The dead ducks appear to be the
French Engines imported during the Chandrika Kumaratuga regime, at huge cost and
the latest crop of ever failing engines from China. It must be stressed that we
WILL NOT have a functioning Railway if not for these Canadian Engines.
I am sure the return on
Investment, the productivity and millions of KMs driven and MOST IMPORTANTLY
the RELIABILITY is beyond imaginable. I SALUTE the technicians and engineers
who built these outstanding train engines, and also those within our Railways
Department who strive to maintain them, in light of lack of spare parts, which
result in them having to improvise, and especially manufacture spares to keep
these giants of steel, all 80 Tonnes of them on the rails!! Who would have guessed
that in 2014 they were still as good as new!
This is a tribute to the days,
when bribes, commissions and personal glory were set aside in the NATIONAL
INTEREST and the far sighted leaders of the ERA who determined that this was
what we needed. NONE of them would have believed that they all (except for the
one blown up by the LTTE) survive and thrive to this day to pull the main
intercity trains of the day.
This is clear evidence if it was
still needed, that bribery and corruption, on the scale of Norochcholai, and other
Prestigious infrastructural projects result in WASTE pure and simple, with the Country
having to pay a high price for the sins of their elected representatives who put
SELF BEFORE COUNTRY and talk on the stage with the lie of COUNTRY BEFORE SELF!!

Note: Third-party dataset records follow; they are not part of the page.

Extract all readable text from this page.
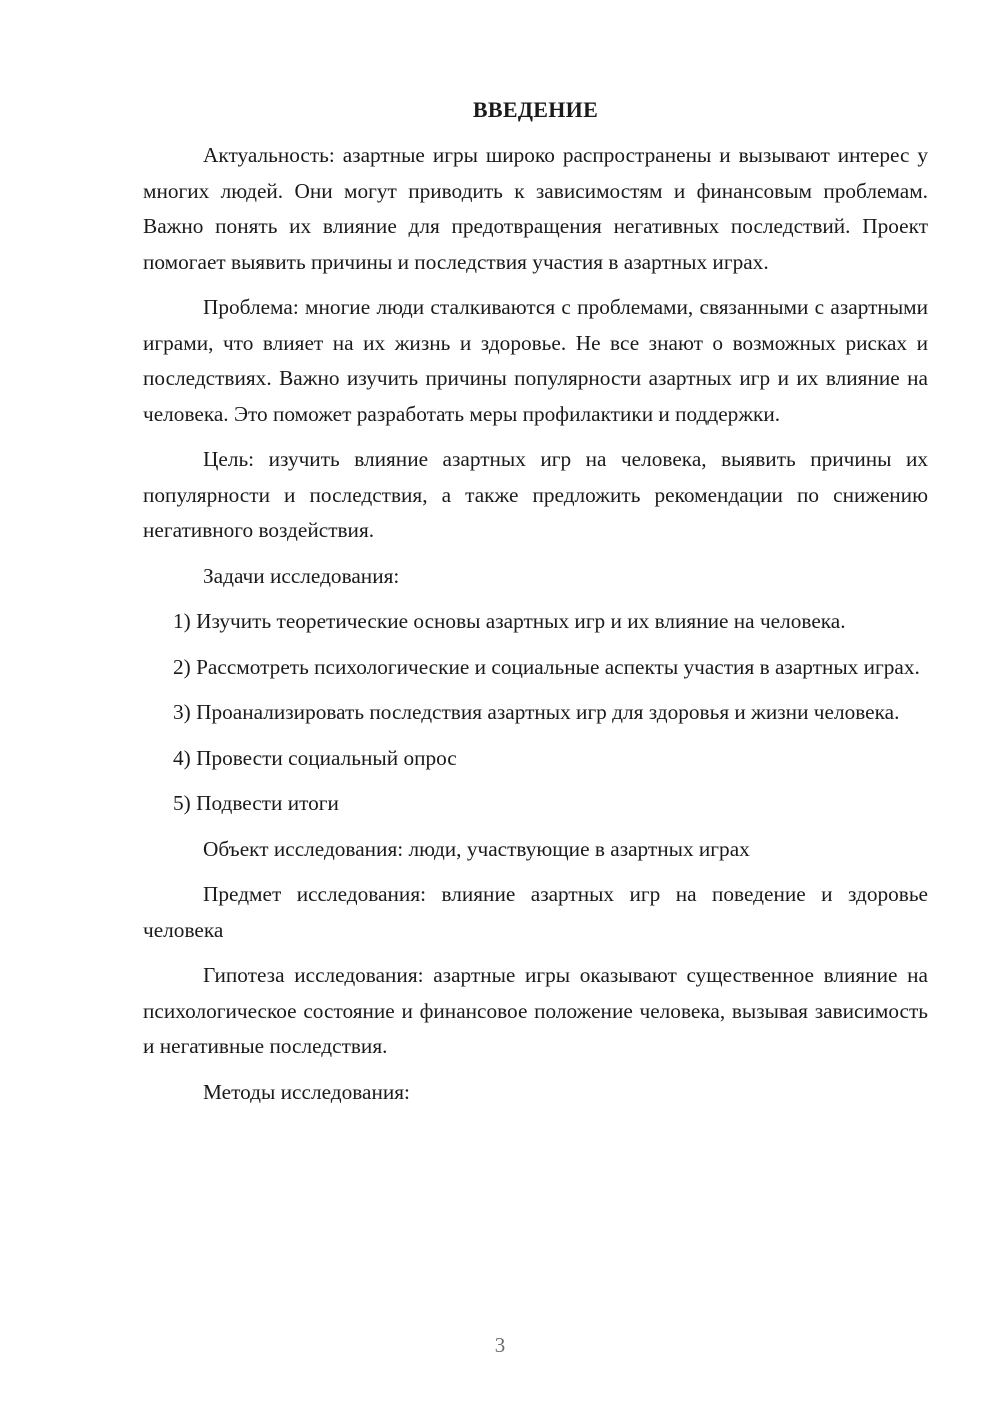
ВВЕДЕНИЕ

Актуальность: азартные игры широко распространены и вызывают интерес у многих людей. Они могут приводить к зависимостям и финансовым проблемам. Важно понять их влияние для предотвращения негативных последствий. Проект помогает выявить причины и последствия участия в азартных играх.

Проблема: многие люди сталкиваются с проблемами, связанными с азартными играми, что влияет на их жизнь и здоровье. Не все знают о возможных рисках и последствиях. Важно изучить причины популярности азартных игр и их влияние на человека. Это поможет разработать меры профилактики и поддержки.

Цель: изучить влияние азартных игр на человека, выявить причины их популярности и последствия, а также предложить рекомендации по снижению негативного воздействия.

Задачи исследования:

1) Изучить теоретические основы азартных игр и их влияние на человека.

2) Рассмотреть психологические и социальные аспекты участия в азартных играх.

3) Проанализировать последствия азартных игр для здоровья и жизни человека.

4) Провести социальный опрос

5) Подвести итоги

Объект исследования: люди, участвующие в азартных играх

Предмет исследования: влияние азартных игр на поведение и здоровье человека

Гипотеза исследования: азартные игры оказывают существенное влияние на психологическое состояние и финансовое положение человека, вызывая зависимость и негативные последствия.

Методы исследования:

3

I took the overnight train from Gal
Oya to Fort, having booked a third class sleeperette four days before travel, as
all other bookable places including the births had been booked in advance. The train
departed on time, and arrived in Fort on time, and the journey was smooth, and thanks
to the wonderful purr of the engine, which I am sure an experienced trainspotter
can identify, as to class and type of engine, was the Manitoba imported a year before
I was born would likely be in service after I pass on!!